In some weird way, I find comfort in Psalms that express confusion and pain, anger and frustration. They speak for me, confirming that even then there were realities similar to (or worse than) mine, which couldn’t be sugar-coated by some super-faith. Even Yeshua H’Maschiach Himself fell on His face in the garden and begged for the dark reality of that terrible cup be taken from Him. As we face what I can’t help believe are the consequences of humanity going its own way, it’s comforting to know that even then, the biblical writers both felt pain and didn’t try to hide it with quotable calendar quips or dandy devotional dialectics. No. The pain was real, and I’m glad it was acknowledged as such. It gives me hope and reminds me that He weeps with me–and there is room for that weeping in His faith.
Psalm 88
1 A Song. A Psalm of the sons of Korah. For the choir director; according to Mahalath Leannoth. A Maskil of Heman the Ezrahite.
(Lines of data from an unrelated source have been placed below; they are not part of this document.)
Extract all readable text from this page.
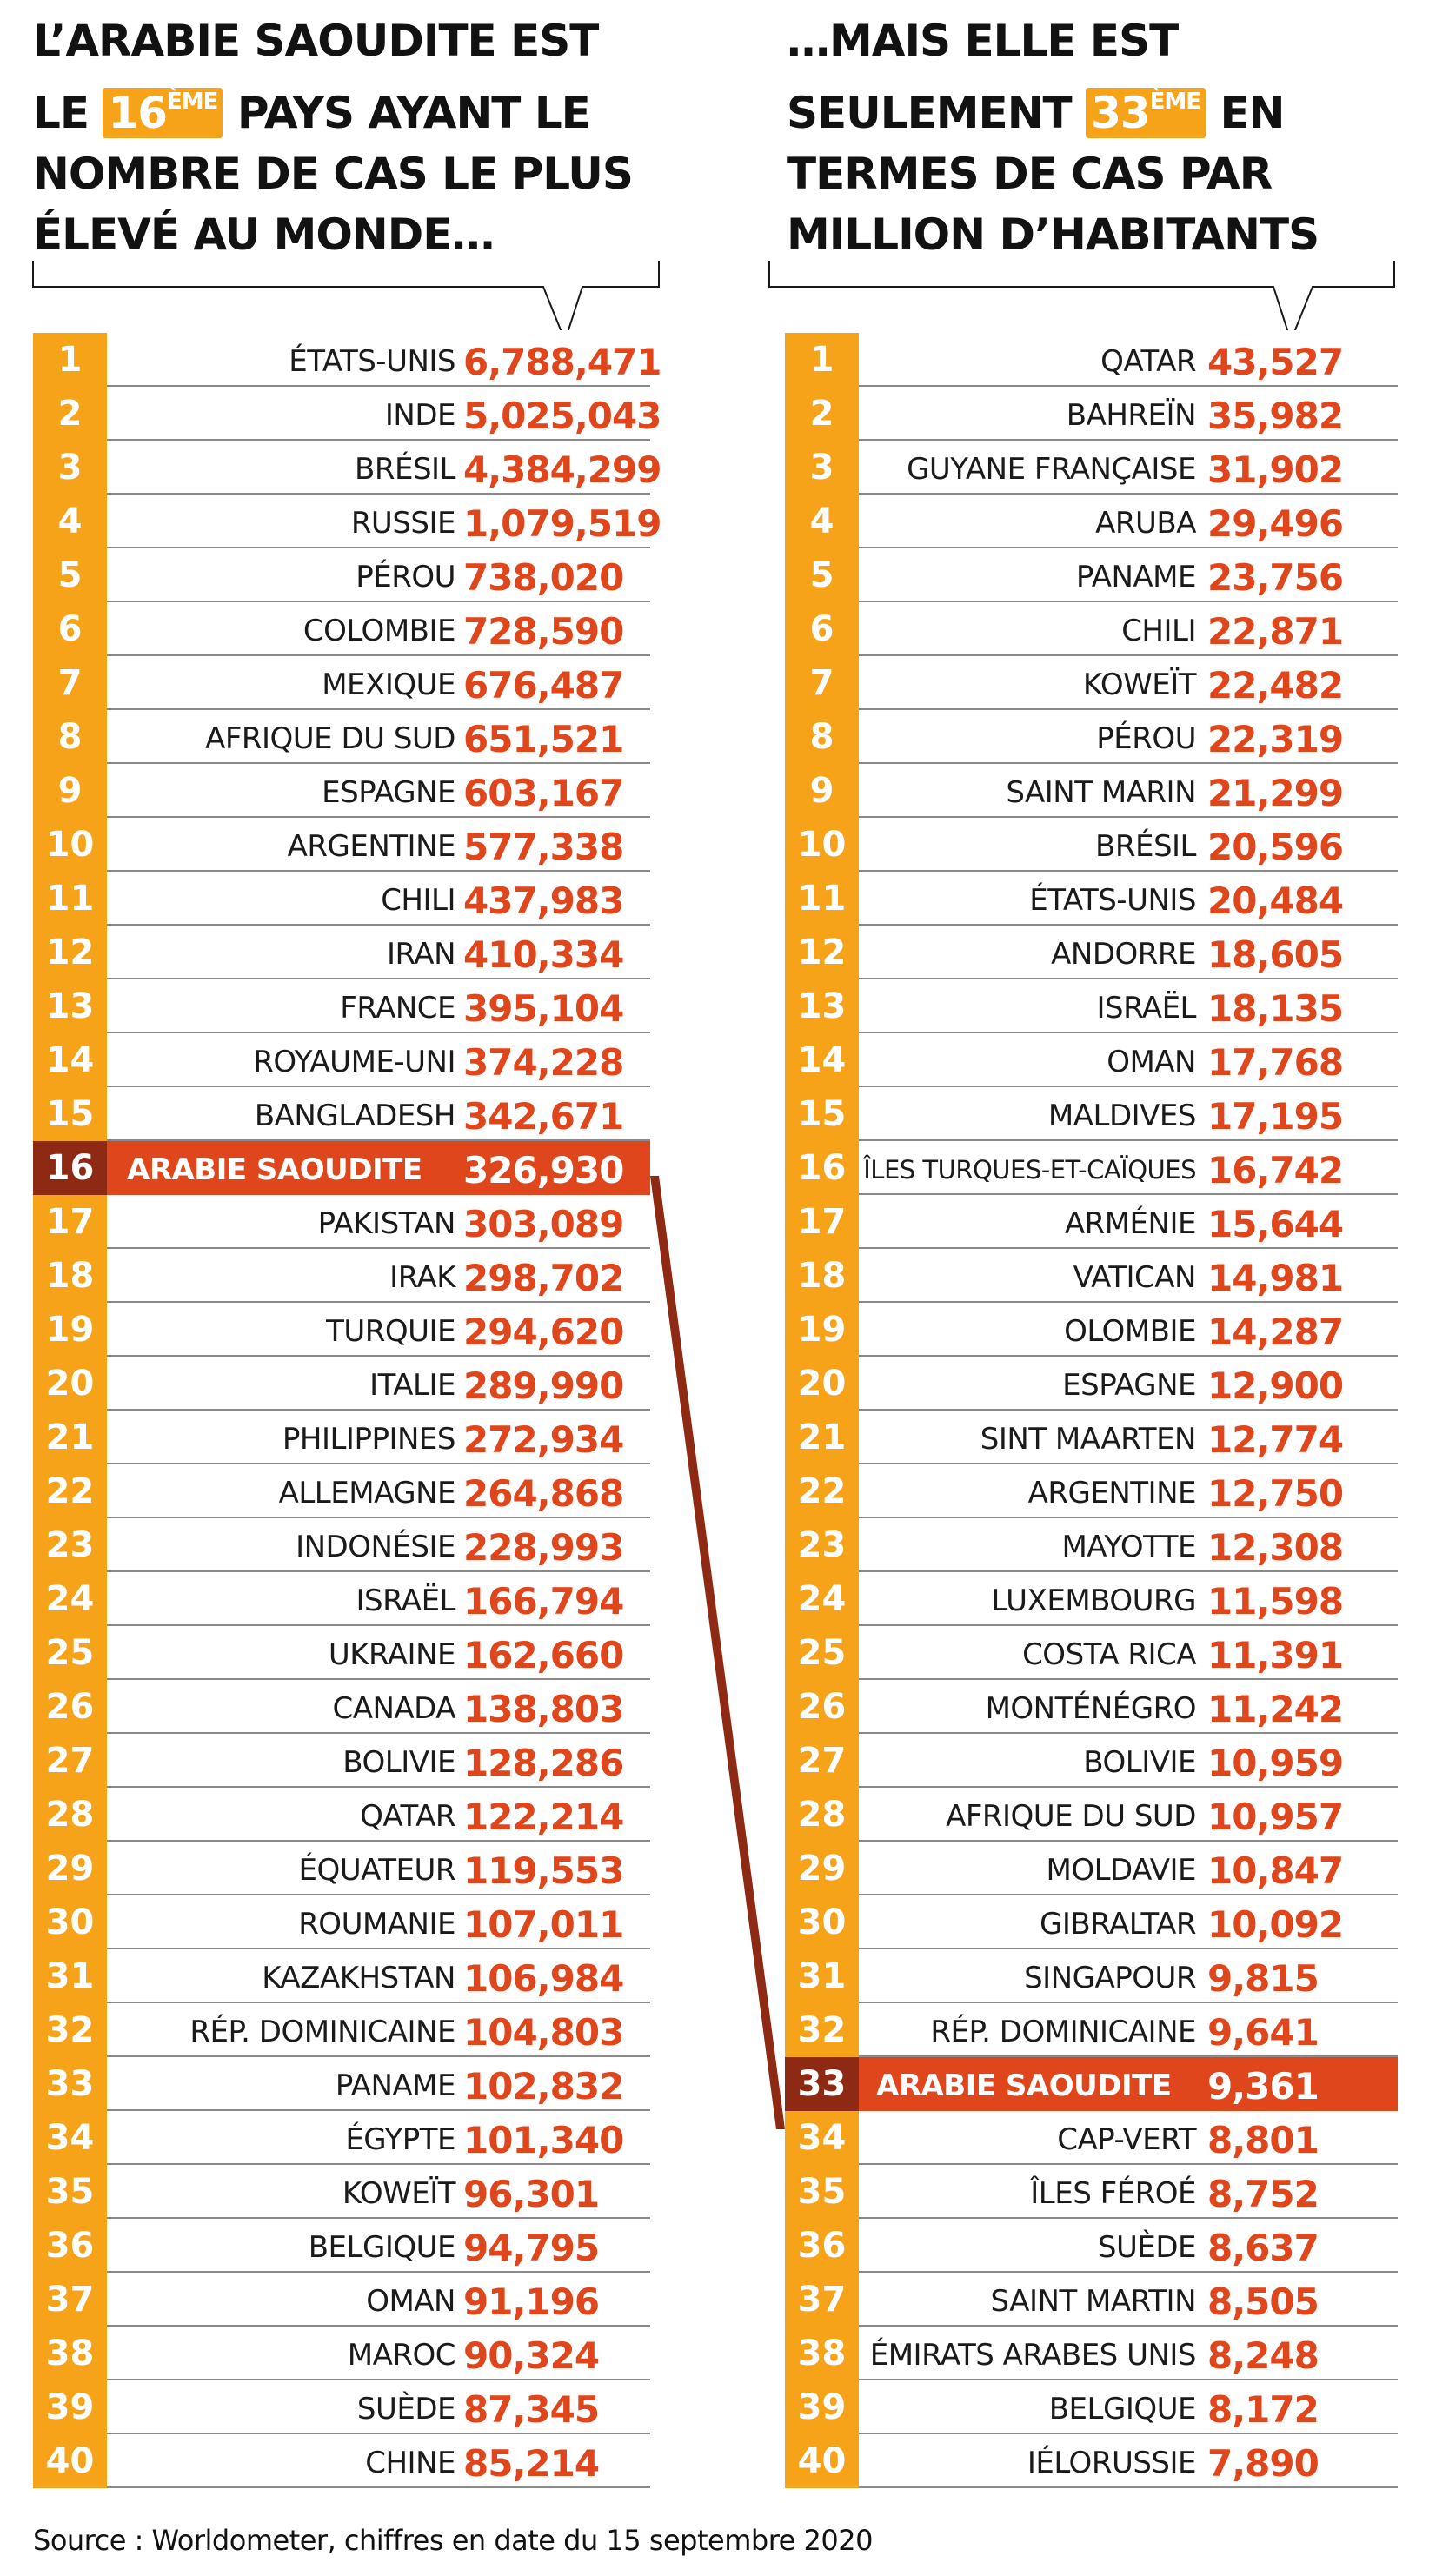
L’ARABIE SAOUDITE EST LE 16ÈME PAYS AYANT LE NOMBRE DE CAS LE PLUS ÉLEVÉ AU MONDE…
…MAIS ELLE EST SEULEMENT 33ÈME EN TERMES DE CAS PAR MILLION D’HABITANTS
1	ÉTATS-UNIS 6,788,471
2	INDE 5,025,043
3	BRÉSIL 4,384,299
4	RUSSIE 1,079,519
5	PÉROU 738,020
6	COLOMBIE 728,590
7	MEXIQUE 676,487
8	AFRIQUE DU SUD 651,521
9	ESPAGNE 603,167
10	ARGENTINE 577,338
11	CHILI 437,983
12	IRAN 410,334
13	FRANCE 395,104
14	ROYAUME-UNI 374,228
15	BANGLADESH 342,671
16	ARABIE SAOUDITE 326,930
17	PAKISTAN 303,089
18	IRAK 298,702
19	TURQUIE 294,620
20	ITALIE 289,990
21	PHILIPPINES 272,934
22	ALLEMAGNE 264,868
23	INDONÉSIE 228,993
24	ISRAËL 166,794
25	UKRAINE 162,660
26	CANADA 138,803
27	BOLIVIE 128,286
28	QATAR 122,214
29	ÉQUATEUR 119,553
30	ROUMANIE 107,011
31	KAZAKHSTAN 106,984
32	RÉP. DOMINICAINE 104,803
33	PANAME 102,832
34	ÉGYPTE 101,340
35	KOWEÏT 96,301
36	BELGIQUE 94,795
37	OMAN 91,196
38	MAROC 90,324
39	SUÈDE 87,345
40	CHINE 85,214
1	QATAR 43,527
2	BAHREÏN 35,982
3	GUYANE FRANÇAISE 31,902
4	ARUBA 29,496
5	PANAME 23,756
6	CHILI 22,871
7	KOWEÏT 22,482
8	PÉROU 22,319
9	SAINT MARIN 21,299
10	BRÉSIL 20,596
11	ÉTATS-UNIS 20,484
12	ANDORRE 18,605
13	ISRAËL 18,135
14	OMAN 17,768
15	MALDIVES 17,195
16 ÎLES TURQUES-ET-CAÏQUES 16,742
17	ARMÉNIE 15,644
18	VATICAN 14,981
19	OLOMBIE 14,287
20	ESPAGNE 12,900
21	SINT MAARTEN 12,774
22	ARGENTINE 12,750
23	MAYOTTE 12,308
24	LUXEMBOURG 11,598
25	COSTA RICA 11,391
26	MONTÉNÉGRO 11,242
27	BOLIVIE 10,959
28	AFRIQUE DU SUD 10,957
29	MOLDAVIE 10,847
30	GIBRALTAR 10,092
31	SINGAPOUR 9,815
32	RÉP. DOMINICAINE 9,641
33	ARABIE SAOUDITE 9,361
34	CAP-VERT 8,801
35	ÎLES FÉROÉ 8,752
36	SUÈDE 8,637
37	SAINT MARTIN 8,505
38 ÉMIRATS ARABES UNIS 8,248
39	BELGIQUE 8,172
40	IÉLORUSSIE 7,890
Source : Worldometer, chiffres en date du 15 septembre 2020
O LORD, the God of my salvation, I have cried out by day and in the night before You.
2 Let my prayer come before You; Incline Your ear to my cry!
3 For my soul has had enough troubles, And my life has drawn near to Sheol.
4 I am reckoned among those who go down to the pit; I have become like a man without strength,
5 Forsaken among the dead, Like the slain who lie in the grave, Whom You remember no more, And they are cut off from Your hand.
6 You have put me in the lowest pit, In dark places, in the depths.
7 Your wrath has rested upon me, And You have afflicted me with all Your waves. Selah.
8 You have removed my acquaintances far from me; You have made me an object of loathing to them; I am shut up and cannot go out.
9 My eye has wasted away because of affliction; I have called upon You every day, O LORD; I have spread out my hands to You.
10 Will You perform wonders for the dead? Will the departed spirits rise [and] praise You? Selah.
11 Will Your lovingkindness be declared in the grave, Your faithfulness in Abaddon?
12 Will Your wonders be made known in the darkness? And Your righteousness in the land of forgetfulness?
13 But I, O LORD, have cried out to You for help, And in the morning my prayer comes before You.
14 O LORD, why do You reject my soul? [Why] do You hide Your face from me?
15 I was afflicted and about to die from my youth on; I suffer Your terrors; I am overcome.
16 Your burning anger has passed over me; Your terrors have destroyed me.
17 They have surrounded me like water all day long; They have encompassed me altogether.
18 You have removed lover and friend far from me; My acquaintances are [in] darkness.
Absolutely! The Psalms teach us how to truly lament, to cry out to God with honesty, pain, confusion, and even doubt at times. I love the brutal truth held there paired with faith.